Daniel Stubenvoll, Wir foerdern Wendigkeit, 2014, Foto Robert Schittko

 

Für die Installation „Friedensreich rundum“ hat Stubenvoll vorgefundene Einrichtungsgegenstände „zu einer Art Gebirge“ arrangiert. „Ich habe dafür nur die grauen Möbel ausgesucht“, betont der Künstler. Das Herzstück der Installation ist ein kleinformatiges Bild an der Wand hinter den Möbelstücken. Es erinnert an das Fragment einer Fliese und ist mit Markern bemalt. Daniel Stubenvoll bezieht sich dabei auf ein Manifest des österreichischen Künstlers und Architekten Friedensreich Hundertwasser, in dem Mietshausbewohner dazu ermuntert werden sollten, ihr Haus aus dem Fenster heraus zu bemalen, soweit die Armlänge reicht.

Bodenkontakt

Wie der heimliche Traum jedes Angestellten erscheint die Hängematte, die der brasilianische Künstler Diogo Duda in einem der Büros aufgespannt hat. Zumindest auf den ersten Blick, denn die Hängematte ist dysfunktional. Versucht man sich draufzulegen, so biegen sich die elastischen Bänder durch, und man nimmt Kontakt zum Boden auf, oder vielmehr zu einem grünen, runden Teppich, der den Boden ziert. Diogo Dudas Hängematte ist eine Attrappe. Der Künstler möchte damit unter anderem auf das erschütterte Vertrauen der brasilianischen Bevölkerung in ihre von Korruptionsaffären heimgesuchte Regierung anspielen.

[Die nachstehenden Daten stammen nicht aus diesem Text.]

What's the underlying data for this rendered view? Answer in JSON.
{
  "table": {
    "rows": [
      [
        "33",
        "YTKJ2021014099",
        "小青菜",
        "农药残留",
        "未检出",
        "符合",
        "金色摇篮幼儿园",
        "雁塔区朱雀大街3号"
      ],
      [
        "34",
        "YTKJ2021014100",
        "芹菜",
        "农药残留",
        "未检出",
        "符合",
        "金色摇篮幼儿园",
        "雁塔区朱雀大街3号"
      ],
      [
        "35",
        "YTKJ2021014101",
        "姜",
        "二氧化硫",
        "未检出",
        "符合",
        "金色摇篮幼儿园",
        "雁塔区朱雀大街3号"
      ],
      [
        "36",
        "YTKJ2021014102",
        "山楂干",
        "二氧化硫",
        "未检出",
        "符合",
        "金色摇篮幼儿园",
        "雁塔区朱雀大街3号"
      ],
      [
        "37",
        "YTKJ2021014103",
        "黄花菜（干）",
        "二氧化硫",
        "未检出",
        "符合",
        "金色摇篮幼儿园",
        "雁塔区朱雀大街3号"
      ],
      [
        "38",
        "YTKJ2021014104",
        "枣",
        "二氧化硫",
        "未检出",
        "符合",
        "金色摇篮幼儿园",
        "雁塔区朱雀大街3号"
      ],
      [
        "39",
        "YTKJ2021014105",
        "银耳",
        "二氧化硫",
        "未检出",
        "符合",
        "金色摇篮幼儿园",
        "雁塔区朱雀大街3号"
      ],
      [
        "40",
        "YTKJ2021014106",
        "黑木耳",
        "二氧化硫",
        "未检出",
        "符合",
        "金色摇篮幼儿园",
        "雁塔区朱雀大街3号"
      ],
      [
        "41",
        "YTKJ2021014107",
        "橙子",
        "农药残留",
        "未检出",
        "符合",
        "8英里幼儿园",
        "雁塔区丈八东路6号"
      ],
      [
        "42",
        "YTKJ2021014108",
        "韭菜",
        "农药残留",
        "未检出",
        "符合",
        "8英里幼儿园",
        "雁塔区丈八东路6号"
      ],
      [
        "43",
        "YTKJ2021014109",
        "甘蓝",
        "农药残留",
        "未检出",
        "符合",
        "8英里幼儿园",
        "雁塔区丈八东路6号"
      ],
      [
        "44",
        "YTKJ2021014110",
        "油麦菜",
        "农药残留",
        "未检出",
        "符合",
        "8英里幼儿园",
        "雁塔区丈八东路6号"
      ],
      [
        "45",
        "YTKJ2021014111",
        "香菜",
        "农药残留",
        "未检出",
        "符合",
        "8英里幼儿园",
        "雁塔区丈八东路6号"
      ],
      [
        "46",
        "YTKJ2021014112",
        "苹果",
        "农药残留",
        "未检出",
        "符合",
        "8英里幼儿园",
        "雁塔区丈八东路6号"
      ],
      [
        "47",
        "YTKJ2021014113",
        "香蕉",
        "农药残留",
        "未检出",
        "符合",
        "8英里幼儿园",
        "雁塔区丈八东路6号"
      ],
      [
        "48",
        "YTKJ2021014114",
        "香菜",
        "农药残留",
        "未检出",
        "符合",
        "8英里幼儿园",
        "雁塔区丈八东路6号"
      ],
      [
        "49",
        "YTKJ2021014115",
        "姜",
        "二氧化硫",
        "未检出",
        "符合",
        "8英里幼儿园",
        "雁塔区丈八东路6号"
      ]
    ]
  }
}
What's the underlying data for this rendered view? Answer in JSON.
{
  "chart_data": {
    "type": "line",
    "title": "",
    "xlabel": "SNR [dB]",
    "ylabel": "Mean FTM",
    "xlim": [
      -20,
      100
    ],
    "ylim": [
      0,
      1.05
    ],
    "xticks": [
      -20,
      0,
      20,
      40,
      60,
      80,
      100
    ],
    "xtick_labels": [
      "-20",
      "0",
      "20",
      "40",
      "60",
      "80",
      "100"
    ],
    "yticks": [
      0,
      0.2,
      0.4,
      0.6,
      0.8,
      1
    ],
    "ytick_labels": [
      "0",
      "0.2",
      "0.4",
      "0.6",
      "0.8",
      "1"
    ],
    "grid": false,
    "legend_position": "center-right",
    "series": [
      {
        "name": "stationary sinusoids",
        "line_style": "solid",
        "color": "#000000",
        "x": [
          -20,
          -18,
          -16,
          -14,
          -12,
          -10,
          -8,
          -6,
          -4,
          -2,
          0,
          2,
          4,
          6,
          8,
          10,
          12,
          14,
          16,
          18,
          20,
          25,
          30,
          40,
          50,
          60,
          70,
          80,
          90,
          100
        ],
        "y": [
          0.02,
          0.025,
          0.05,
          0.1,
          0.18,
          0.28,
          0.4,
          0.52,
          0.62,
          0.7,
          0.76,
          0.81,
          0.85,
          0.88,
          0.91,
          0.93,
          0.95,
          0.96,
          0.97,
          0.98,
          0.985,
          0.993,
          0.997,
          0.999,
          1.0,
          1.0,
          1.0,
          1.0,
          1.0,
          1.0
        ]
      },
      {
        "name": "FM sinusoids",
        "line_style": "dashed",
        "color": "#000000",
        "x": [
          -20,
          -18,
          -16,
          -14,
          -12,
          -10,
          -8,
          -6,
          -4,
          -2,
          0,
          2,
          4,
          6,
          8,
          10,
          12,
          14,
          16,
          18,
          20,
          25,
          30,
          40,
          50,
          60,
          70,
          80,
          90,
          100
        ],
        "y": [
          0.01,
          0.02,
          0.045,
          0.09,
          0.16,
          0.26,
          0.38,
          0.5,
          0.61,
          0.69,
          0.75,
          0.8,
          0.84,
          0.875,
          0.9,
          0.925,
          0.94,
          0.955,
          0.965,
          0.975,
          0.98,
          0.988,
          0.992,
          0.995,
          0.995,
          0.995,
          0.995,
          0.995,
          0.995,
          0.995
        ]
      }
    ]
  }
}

Olga Pedan, Cowmask, 2017, Foto Robert Schittko

Doch auch ohne diesen politischen Kontext führt Duda vor Augen, wie fragil und trügerisch der Traum von jenem entspannten Arbeitsumfeld ist, der seinen Ursprung in kalifornischen Startups hatte und heute gerne von Unternehmen jeglicher Couleur propagiert wird.